NAMUR-Hauptsitzung 2026 stellt Datenpotenzial der Prozessindustrie in den Mittelpunkt
Wie Prozessanlagen ihre vorhandenen Daten konsequenter für digitale Wertschöpfung nutzen können, steht im Fokus der 89. NAMUR-Hauptsitzung. Unter dem Motto „From Smart Shop Floors to Digital Business Models" kommen im November 2026 rund 650 Vertreter aus Industrie, Technologie und Wissenschaft in Neuss zusammen. Sponsor ist Pepperl+Fuchs.
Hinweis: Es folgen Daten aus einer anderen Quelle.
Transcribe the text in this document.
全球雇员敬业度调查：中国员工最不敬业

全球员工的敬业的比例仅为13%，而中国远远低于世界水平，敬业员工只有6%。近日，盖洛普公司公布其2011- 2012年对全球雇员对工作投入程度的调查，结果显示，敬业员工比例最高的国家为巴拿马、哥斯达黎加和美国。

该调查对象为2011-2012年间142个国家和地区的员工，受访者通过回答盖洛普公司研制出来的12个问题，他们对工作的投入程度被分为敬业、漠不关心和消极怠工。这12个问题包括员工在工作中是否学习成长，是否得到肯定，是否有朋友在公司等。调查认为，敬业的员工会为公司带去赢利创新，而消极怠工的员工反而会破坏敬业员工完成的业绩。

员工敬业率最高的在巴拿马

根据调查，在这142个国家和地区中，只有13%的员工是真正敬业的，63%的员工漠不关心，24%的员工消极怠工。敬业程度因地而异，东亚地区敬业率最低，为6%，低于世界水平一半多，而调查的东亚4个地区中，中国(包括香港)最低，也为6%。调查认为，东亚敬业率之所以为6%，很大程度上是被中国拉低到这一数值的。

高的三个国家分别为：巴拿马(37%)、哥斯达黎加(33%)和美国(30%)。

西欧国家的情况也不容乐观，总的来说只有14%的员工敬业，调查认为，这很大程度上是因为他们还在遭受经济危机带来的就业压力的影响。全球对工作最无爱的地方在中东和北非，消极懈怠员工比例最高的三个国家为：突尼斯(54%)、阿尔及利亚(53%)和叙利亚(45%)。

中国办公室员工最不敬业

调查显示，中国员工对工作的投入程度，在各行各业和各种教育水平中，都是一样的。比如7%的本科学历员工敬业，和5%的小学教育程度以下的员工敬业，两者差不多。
Am 5. und 6. November 2026 treffen sich rund 650 Fachleute der Prozessautomatisierung in Neuss zum Branchenkongress.

Trotz weitreichender Automatisierung bleibt das Datenpotenzial vieler Prozessanlagen bislang ungenutzt. Durchgängige Kommunikations- und Datenstrukturen zwischen Feldebene, Leitsystemen und IT fehlen in zahlreichen Anlagen noch immer – und damit die Grundlage für datengetriebene Produktions- und Geschäftsprozesse. Genau hier setzt die 89. NAMUR-Hauptsitzung an: Unter dem Motto „From Smart Shop Floors to Digital Business Models" laden NAMUR und der diesjährige Sponsor Pepperl+Fuchs am 5. und 6. November 2026 ins Dorint Hotel Neuss ein. Rund 650 Teilnehmer aus Industrie, Technologie und Wissenschaft werden erwartet.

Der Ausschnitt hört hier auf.